劉珂思索着說道:“潘琳琳是明顯的圓眼睛,眼型飽滿柔潤,眼尾有一點下垂。”
她的視線經過自己畫的,江随的,蔡秀的,周圍的都掃視了,一路掃下來,發現于祁畫的最像,就陳遇看。
陳遇看得一愣,于祁畫的潘琳琳像真人,眼睛裏充滿了活潑跟鬼機靈,明明面部其他地方都沒怎麽細化,卻已經有了她的嬉皮笑臉味道。
耳邊響起一聲嗤笑:“像嗎?”
“模特人中偏短,下巴往前翹的弧度比正常人要高,面部走向整體下垂,還有點老奶奶癟嘴,他畫的什麽……”
話沒說完,就見于祁驚訝地“咦”了聲:“還真是那樣。
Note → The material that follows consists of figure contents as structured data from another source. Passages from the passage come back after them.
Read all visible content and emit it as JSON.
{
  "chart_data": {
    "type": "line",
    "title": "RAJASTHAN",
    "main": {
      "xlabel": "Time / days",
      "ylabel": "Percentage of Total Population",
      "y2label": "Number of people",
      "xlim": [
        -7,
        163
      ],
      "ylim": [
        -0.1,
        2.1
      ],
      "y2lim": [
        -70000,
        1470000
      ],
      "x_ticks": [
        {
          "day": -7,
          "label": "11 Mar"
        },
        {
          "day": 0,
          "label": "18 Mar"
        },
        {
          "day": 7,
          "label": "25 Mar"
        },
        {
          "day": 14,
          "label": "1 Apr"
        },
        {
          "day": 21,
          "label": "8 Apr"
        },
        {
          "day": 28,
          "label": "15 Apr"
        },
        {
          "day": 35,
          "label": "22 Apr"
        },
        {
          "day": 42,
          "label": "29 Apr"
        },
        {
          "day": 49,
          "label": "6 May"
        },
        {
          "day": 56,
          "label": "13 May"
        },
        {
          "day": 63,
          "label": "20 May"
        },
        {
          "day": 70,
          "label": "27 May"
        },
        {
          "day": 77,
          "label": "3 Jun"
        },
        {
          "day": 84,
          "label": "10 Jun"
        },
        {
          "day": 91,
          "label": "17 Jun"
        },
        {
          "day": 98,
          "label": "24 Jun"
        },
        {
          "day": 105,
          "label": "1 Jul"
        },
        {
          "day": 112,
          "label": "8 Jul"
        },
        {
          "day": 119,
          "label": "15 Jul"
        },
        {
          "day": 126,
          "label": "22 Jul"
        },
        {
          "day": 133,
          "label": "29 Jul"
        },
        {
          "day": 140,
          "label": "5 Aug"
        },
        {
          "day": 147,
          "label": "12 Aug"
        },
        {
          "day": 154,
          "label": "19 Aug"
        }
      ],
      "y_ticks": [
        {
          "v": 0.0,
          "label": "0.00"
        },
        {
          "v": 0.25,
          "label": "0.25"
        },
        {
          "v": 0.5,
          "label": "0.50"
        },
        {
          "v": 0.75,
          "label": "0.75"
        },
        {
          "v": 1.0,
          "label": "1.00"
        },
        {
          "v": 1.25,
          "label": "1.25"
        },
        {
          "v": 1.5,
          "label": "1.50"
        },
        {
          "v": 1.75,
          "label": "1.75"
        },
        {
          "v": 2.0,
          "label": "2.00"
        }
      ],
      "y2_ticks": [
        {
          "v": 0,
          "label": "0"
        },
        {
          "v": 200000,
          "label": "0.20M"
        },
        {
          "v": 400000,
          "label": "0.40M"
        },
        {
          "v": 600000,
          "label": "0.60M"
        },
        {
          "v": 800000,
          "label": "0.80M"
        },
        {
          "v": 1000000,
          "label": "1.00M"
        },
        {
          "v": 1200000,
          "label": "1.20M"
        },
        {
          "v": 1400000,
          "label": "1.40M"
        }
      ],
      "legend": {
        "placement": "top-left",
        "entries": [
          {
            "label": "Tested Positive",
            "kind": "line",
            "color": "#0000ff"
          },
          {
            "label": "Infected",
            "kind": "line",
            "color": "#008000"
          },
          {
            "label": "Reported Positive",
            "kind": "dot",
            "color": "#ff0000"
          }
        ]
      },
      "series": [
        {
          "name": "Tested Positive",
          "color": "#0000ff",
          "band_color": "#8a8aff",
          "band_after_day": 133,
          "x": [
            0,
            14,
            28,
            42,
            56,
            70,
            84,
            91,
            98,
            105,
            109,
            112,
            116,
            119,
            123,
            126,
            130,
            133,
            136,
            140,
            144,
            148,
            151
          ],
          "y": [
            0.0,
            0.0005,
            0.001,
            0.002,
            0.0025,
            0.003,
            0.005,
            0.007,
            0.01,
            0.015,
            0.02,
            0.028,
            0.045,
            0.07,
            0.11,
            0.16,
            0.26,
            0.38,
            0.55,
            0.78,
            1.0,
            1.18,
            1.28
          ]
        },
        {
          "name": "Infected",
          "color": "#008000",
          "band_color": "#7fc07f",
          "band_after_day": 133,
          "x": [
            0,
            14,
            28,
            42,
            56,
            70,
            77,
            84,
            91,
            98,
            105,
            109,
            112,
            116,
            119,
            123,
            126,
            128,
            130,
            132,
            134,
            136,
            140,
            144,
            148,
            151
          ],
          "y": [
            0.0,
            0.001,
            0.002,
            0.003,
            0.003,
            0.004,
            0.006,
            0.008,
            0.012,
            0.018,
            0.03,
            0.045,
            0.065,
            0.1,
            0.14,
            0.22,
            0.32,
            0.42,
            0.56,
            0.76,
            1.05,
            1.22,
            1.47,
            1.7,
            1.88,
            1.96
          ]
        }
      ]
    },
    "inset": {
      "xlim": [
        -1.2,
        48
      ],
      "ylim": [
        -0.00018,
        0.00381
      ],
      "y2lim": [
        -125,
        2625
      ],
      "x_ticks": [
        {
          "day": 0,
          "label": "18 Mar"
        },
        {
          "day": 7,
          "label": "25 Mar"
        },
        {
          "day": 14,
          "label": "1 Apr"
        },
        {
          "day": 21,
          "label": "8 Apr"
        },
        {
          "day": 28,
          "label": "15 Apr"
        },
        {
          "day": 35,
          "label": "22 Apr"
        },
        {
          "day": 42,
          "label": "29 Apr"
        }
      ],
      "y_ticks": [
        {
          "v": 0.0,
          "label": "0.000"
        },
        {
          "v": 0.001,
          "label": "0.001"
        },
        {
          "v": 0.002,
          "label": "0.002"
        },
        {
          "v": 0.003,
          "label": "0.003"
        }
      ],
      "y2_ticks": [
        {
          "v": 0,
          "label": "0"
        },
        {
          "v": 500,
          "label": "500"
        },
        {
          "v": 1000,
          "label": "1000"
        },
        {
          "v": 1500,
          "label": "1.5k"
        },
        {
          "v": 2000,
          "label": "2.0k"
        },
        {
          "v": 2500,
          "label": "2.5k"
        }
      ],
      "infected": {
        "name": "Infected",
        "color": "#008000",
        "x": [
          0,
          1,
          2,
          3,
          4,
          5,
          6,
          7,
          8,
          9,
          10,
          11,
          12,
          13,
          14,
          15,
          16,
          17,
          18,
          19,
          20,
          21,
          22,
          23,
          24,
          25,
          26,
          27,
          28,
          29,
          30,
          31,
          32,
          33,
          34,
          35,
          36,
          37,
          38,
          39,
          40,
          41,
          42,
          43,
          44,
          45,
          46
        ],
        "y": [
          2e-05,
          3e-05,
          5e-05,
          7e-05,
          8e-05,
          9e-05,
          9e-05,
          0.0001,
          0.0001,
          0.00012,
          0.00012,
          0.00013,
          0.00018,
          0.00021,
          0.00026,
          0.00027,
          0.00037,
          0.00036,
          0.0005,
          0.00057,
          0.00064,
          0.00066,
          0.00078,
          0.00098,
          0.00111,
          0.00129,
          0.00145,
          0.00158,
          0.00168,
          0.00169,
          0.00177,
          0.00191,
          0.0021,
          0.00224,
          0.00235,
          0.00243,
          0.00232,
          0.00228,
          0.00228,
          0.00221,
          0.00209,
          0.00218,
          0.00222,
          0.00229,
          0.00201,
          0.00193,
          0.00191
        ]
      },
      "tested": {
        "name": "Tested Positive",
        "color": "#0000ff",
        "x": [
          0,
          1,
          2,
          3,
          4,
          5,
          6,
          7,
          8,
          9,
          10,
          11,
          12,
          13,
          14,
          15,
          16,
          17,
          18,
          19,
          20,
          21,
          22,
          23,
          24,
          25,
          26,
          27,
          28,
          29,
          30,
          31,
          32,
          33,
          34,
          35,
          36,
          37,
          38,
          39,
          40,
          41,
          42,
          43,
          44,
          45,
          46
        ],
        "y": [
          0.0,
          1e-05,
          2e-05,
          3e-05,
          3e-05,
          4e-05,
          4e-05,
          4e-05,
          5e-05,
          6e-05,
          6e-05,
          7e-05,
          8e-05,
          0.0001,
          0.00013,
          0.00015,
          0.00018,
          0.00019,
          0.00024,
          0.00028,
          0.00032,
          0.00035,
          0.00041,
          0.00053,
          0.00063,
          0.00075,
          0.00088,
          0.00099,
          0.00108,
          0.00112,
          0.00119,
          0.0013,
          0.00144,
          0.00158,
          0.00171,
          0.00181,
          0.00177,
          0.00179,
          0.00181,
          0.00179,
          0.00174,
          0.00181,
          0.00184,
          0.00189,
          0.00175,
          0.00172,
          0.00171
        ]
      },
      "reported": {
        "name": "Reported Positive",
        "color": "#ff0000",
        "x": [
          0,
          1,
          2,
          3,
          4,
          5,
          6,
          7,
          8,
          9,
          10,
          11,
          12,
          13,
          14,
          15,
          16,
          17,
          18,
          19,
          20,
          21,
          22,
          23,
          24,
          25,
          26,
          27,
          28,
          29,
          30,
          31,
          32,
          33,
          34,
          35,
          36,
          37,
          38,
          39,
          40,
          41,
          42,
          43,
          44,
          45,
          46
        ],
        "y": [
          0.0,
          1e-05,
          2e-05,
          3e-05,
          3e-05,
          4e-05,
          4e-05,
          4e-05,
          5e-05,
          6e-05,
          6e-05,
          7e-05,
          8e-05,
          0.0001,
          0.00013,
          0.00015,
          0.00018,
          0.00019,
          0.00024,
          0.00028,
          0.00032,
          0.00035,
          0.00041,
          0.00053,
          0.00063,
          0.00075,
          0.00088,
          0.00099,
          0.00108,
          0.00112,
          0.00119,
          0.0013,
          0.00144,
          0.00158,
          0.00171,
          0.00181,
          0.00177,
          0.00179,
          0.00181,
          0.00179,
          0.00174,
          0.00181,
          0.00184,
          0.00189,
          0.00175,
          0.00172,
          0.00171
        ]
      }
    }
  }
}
”
他的重點是模特的眉眼,下半部分有所忽略。
于祁把那地方擦掉重畫,不忘沖江随笑道:“你觀察的好仔細。”
江随黑了臉。
笑你媽,老子跟你熟嗎?
劉珂瞥瞥随和的于祁,一身戾氣的江随,又瞥瞥毫無察覺自己是當事人之一的好友:“阿遇,待會休息的時候潘琳琳要過來溜達,看你畫成這樣,有你煩的。”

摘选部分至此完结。